OA effects on mussel attachment strength

Impacts of Ocean Acidification on Wild and Farmed Mussels in Puget Sound

This project will expand on ocean acidification and temperature research relating to local mussel species to test for causes of seasonal weakening of mussel attachment.

Principal Investigator

Emily Carrington, University of Washington, Friday Harbor Laboratories

Co-Principal Investigator

Carolyn S. Friedman, University of Washington, School of Aquatic and Fishery Sciences


The rapid onset of ocean acidification (OA) presents an important new environmental stressor for commercially and ecologically important mussels in Puget Sound. Through laboratory studies and field observations of various local mussel species, this project will assess the synergistic roles of OA, temperature change, food rationing, and seasonal spawning cycles in byssal strength and dislodgement, a major cause of mussel mortality. It will also quantify the environmental conditions native and naturalized mussels encounter at both the macro- and micro-habitat levels, and develop a high school curriculum on ocean acidification.

Research Updates

Washington Sea Grant-supported researchers studied the effects of temperature and pH changes on byssal strength in two native mussel species, Mytilus trossulus and M. californianus, and the introduced species, M. galloprovincialis. They assessed: mussel attachment and condition at three far-flung Puget Sound aquaculture sites; byssal strength in wild mussels in Olympic National Park; and byssal effects of varying food supply, temperature and pH.

Two years of observations revealed a pronounced seasonal cycle in attachment strength, with attachment stronger in winter and weaker in summer, especially in surface waters.

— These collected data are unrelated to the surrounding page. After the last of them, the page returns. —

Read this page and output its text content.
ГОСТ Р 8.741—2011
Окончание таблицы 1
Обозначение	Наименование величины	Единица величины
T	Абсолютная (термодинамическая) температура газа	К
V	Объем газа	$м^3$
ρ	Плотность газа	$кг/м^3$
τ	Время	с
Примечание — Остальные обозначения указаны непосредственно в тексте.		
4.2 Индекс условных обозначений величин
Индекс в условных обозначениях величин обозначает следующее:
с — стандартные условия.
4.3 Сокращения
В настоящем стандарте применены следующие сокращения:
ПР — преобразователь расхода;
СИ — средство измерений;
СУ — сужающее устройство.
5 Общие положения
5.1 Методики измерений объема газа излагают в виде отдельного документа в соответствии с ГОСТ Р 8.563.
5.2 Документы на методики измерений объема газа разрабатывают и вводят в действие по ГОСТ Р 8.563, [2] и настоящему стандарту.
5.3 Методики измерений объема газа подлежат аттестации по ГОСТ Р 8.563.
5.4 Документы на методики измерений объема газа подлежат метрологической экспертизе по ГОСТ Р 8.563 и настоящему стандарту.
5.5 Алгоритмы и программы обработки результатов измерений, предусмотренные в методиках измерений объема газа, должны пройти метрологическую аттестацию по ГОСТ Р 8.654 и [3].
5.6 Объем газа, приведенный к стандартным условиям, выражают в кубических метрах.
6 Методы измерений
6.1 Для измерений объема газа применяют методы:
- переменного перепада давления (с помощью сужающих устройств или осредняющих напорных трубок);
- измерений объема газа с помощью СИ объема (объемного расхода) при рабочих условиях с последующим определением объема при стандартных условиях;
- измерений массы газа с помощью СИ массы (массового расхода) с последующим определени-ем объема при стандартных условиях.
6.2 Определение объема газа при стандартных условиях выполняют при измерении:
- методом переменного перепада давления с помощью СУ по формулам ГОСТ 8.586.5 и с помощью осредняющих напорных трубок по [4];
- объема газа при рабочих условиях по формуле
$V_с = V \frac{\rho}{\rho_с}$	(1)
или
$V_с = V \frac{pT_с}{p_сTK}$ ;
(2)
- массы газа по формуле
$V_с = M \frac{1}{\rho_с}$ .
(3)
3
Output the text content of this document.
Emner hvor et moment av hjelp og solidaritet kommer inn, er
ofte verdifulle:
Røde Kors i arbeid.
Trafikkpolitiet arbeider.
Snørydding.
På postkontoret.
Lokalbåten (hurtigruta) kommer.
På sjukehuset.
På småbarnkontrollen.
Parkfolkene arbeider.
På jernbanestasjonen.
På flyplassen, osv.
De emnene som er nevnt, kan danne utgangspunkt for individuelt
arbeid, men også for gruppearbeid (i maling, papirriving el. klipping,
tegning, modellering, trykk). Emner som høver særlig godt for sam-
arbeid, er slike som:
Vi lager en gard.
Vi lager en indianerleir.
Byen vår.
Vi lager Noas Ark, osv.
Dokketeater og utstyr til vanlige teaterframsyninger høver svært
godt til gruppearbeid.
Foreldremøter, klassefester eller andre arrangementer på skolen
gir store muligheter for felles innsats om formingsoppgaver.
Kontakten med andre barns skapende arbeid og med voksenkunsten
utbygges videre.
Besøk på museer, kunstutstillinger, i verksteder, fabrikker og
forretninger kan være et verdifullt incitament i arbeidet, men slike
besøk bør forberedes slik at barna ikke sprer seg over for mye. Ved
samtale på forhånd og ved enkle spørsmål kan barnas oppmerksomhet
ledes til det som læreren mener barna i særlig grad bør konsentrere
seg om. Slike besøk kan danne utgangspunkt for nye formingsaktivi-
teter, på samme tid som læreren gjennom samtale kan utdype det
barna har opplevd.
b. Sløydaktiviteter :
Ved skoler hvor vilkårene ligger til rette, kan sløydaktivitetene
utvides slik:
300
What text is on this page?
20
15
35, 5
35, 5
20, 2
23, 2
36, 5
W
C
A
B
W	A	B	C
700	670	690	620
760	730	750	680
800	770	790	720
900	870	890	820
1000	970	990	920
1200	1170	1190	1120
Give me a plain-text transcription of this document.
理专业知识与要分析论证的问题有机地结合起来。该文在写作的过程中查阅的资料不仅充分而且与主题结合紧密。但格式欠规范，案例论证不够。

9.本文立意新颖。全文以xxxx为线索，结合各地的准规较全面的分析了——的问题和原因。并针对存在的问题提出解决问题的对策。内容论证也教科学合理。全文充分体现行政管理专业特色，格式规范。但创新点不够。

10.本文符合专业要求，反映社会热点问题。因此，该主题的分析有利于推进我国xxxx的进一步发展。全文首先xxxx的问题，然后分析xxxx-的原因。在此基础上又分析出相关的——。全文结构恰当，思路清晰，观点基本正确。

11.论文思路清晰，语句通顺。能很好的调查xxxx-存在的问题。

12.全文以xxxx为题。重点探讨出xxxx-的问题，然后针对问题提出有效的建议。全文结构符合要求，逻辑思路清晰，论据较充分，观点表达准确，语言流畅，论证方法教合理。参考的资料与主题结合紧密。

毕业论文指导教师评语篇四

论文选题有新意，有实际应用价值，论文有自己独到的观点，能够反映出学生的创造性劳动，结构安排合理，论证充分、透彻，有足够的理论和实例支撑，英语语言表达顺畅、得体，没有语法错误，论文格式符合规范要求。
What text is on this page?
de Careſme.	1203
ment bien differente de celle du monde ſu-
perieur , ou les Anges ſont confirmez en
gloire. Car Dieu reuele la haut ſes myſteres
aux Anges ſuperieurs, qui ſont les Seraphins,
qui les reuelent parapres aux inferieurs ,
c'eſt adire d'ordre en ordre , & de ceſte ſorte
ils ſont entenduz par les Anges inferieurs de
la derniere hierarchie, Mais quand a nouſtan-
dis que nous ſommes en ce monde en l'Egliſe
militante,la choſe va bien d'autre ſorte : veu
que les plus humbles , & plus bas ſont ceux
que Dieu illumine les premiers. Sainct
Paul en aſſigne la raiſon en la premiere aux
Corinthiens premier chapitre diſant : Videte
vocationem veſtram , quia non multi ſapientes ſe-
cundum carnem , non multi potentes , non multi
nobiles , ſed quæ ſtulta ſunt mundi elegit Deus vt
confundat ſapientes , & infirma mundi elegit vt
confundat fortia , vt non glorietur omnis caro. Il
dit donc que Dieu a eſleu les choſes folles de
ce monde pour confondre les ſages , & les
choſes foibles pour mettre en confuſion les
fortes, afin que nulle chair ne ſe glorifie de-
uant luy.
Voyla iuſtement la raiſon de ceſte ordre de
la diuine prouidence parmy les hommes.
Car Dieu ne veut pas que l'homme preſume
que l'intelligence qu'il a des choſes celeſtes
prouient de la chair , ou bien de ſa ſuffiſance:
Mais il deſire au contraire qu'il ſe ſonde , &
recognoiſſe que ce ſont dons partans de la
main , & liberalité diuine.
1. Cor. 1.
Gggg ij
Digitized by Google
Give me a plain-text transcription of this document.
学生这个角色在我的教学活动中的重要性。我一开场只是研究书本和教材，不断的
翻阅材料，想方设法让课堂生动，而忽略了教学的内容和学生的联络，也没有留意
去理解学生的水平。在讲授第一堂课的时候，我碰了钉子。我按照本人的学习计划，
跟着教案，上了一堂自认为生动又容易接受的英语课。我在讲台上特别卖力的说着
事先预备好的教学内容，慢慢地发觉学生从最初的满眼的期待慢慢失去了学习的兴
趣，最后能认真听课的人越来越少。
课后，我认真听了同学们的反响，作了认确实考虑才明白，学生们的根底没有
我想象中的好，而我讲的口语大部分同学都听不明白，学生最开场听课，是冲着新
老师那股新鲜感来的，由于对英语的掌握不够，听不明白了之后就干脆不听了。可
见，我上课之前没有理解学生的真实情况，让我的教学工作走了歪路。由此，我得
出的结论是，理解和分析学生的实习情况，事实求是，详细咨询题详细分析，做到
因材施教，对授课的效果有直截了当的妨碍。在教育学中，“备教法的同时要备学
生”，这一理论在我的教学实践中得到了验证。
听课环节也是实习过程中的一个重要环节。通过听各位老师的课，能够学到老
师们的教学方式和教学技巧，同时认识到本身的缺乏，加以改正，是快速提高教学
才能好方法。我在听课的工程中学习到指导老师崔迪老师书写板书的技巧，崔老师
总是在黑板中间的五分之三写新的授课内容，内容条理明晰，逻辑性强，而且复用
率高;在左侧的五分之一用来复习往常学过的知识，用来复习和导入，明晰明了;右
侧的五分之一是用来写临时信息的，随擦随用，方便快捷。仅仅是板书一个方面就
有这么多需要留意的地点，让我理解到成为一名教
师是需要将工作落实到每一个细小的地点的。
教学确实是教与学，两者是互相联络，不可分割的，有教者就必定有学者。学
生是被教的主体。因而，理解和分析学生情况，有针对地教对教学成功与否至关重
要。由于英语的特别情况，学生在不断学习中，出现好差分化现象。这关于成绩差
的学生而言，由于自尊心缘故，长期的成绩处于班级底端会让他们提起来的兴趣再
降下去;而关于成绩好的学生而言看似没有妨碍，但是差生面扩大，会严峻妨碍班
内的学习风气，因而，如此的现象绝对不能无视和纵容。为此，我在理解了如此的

Preliminary analyses suggest warming and pH are the best predictors of weak attachment. But responses to acidification varied seasonally according to the three species’ different breeding schedules. Effects on byssal strength were less obvious during breeding, when the animals were already nutritionally stressed. M. galloprovincialis adapted better than M. trossulus in higher salinity. When temperature exceeded 20 degrees Celsius, M. trossulus produced fewer byssal threads and M. californianus production held steady; M. galloprovincialis produced more, giving it a competitive advantage as oceans warms.